Bruno Julliard headed the union when it forced a sitting president, Jacques Chirac, to drop a contested youth employment contract in 2006. Back then, the union was more concerned with issues like tuition and access to jobs, said Mr. Julliard, the first openly gay president of the union.
Mr. Julliard said that the union’s restricted meetings and its opposition to the Aeschylus play left him uncomfortable, but that young people were now “much more sensitive, in the good sense of the word,” to all forms of discrimination.
“We have to let each generation lead its battles and respect the way it does it, though it doesn’t prevent me from having an opinion,” he said.
William Martinet, a former president, said that the focus on gender eventually led to an examination of racism. While Unef’s top leaders tended to be economically comfortable white men from France’s “grandes écoles,” or prestigious universities, many of its grass-roots activists were of working-class, immigrant and nonwhite backgrounds.
“Once you put on glasses that allow you to see discrimination, in fact, there’s a multitude that appears before you,” Mr.
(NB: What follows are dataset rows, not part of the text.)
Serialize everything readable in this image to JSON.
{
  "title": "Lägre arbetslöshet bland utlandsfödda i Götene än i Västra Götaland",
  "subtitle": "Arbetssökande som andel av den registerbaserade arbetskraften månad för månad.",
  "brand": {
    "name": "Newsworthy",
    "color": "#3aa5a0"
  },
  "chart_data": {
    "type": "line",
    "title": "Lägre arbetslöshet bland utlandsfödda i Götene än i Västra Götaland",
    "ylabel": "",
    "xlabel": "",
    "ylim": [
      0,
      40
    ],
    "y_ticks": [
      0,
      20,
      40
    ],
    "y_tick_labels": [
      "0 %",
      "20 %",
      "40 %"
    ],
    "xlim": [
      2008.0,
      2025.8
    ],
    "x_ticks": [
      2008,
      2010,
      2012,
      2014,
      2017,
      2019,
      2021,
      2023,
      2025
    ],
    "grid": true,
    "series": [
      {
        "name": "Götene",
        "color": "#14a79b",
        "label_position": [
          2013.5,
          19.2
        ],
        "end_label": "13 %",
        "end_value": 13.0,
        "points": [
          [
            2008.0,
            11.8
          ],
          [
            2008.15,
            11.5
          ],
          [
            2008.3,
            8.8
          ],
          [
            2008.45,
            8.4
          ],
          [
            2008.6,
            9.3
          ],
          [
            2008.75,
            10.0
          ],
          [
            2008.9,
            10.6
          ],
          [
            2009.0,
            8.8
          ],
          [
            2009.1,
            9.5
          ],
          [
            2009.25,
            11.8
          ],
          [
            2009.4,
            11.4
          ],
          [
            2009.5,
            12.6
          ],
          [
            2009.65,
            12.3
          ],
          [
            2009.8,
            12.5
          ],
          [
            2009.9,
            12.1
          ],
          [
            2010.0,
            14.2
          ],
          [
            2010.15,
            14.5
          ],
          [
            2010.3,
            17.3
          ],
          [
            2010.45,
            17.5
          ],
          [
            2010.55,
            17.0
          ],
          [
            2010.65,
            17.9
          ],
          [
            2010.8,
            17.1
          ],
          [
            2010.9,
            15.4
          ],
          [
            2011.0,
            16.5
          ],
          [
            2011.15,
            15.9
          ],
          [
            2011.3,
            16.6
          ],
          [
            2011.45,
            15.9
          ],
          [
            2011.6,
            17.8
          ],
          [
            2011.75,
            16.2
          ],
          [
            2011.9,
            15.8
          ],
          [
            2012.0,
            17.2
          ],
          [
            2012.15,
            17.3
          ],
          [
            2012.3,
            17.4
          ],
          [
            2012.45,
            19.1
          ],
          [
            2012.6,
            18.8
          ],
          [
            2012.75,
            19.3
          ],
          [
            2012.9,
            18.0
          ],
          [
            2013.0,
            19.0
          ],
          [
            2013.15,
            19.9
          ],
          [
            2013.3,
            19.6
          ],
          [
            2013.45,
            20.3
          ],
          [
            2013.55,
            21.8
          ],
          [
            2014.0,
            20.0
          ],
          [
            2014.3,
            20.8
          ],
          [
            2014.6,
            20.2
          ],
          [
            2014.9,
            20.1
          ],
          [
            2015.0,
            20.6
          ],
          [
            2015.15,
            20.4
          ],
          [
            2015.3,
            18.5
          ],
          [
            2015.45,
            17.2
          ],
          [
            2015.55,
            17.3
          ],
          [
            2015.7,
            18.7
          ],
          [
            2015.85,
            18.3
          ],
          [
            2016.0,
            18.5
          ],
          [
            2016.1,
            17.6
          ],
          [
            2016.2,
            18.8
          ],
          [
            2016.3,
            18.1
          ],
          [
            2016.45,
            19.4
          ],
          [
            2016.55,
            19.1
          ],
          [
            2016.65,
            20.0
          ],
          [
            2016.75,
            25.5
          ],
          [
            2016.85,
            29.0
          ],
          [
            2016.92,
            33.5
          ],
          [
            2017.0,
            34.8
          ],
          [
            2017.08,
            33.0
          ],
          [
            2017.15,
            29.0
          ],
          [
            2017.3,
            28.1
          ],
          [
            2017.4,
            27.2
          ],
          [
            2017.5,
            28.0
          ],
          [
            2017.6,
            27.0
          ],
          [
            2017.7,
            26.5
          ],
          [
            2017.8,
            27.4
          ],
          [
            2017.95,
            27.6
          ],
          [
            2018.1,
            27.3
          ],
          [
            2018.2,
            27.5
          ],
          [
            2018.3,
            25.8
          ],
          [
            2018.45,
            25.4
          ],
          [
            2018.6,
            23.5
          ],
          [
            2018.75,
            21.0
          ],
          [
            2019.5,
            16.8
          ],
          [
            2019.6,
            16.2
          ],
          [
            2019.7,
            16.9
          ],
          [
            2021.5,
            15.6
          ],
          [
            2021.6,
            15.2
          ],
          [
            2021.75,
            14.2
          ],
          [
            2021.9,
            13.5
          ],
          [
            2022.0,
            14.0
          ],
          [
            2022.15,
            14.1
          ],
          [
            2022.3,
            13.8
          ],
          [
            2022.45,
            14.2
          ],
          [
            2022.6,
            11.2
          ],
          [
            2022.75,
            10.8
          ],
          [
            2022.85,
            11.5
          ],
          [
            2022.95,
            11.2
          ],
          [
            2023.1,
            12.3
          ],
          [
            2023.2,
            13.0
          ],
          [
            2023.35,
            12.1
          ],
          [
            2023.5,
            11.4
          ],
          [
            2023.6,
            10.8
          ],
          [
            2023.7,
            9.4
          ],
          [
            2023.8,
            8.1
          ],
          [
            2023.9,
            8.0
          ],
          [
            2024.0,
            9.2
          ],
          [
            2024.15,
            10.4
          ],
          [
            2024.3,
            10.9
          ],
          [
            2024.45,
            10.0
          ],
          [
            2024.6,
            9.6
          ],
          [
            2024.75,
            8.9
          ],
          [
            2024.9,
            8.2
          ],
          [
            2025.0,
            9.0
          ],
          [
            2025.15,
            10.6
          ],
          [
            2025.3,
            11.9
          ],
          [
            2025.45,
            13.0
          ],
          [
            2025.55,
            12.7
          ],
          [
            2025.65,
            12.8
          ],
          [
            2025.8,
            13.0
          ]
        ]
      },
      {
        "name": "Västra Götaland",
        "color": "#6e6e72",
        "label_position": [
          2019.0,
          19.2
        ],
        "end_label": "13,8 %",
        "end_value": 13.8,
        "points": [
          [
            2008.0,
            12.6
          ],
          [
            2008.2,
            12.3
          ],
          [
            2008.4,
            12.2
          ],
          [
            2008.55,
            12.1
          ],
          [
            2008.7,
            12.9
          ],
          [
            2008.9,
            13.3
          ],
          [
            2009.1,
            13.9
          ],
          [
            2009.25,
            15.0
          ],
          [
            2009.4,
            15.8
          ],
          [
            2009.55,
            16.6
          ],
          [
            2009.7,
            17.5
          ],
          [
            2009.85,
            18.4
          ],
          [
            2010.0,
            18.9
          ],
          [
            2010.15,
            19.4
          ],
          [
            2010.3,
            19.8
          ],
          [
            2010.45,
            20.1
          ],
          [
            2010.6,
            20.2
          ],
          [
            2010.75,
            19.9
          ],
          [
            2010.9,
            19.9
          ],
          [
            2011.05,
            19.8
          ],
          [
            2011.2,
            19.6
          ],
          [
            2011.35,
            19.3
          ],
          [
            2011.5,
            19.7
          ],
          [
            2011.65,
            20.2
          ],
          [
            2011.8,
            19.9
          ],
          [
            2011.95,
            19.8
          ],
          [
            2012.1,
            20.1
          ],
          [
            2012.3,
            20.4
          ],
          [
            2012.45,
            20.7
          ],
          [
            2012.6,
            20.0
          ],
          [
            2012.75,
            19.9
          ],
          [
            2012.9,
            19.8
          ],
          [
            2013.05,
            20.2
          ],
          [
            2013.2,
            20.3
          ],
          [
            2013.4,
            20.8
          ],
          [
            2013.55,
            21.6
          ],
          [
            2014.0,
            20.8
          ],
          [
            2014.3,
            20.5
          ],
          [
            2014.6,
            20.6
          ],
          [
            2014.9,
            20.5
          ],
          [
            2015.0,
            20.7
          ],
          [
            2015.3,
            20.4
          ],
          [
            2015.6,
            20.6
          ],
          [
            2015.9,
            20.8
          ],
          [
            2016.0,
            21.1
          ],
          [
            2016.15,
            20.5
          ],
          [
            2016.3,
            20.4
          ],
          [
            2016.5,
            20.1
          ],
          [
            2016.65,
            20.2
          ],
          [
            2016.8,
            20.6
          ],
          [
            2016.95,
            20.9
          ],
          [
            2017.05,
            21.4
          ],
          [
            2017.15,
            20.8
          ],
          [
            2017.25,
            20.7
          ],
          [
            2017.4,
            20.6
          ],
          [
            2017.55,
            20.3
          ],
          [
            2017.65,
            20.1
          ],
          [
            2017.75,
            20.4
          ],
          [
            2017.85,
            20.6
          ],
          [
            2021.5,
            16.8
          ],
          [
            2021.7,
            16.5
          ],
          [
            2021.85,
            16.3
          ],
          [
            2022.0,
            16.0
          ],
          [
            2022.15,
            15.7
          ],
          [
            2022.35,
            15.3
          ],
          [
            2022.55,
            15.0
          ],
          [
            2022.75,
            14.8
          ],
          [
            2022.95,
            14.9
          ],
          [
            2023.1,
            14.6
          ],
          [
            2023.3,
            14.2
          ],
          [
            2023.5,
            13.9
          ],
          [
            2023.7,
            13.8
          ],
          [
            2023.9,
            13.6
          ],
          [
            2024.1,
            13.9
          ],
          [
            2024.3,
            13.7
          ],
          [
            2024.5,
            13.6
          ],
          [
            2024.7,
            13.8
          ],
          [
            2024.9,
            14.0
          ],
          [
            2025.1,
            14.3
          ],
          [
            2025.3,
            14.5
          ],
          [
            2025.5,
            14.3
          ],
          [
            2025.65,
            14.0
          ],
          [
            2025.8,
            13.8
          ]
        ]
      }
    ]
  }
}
Martinet said.
Once started, change happened fast. More women became leaders. Abdoulaye Diarra, who said that he became Unef’s first Black vice president in 2017, recruited a hijab-wearing woman whose parents had converted to Islam, Maryam Pougetoux, now one of the union’s two vice presidents.
“I don’t think that if I’d arrived 10 years earlier, I would have been felt as welcome as in 2017,” Ms. Pougetoux said.
But the reception was far different on the outside.
Last fall, when a hijab-wearing Ms. Pougetoux appeared in the National Assembly to testify on the Covid epidemic’s impact on students, four lawmakers, including one from Mr. Macron’s party, walked out in protest.
The wearing of the Muslim veil has fueled divisions in France for more than a generation. But for Unef, the issue was now settled.
Its leaders had long considered the veil a symbol of female oppression. Now they saw it simply as a choice left to women.
“To really defend the condition of women,” said Adrien Liénard, the other vice president, “is, in fact, giving them the right to do what they want.”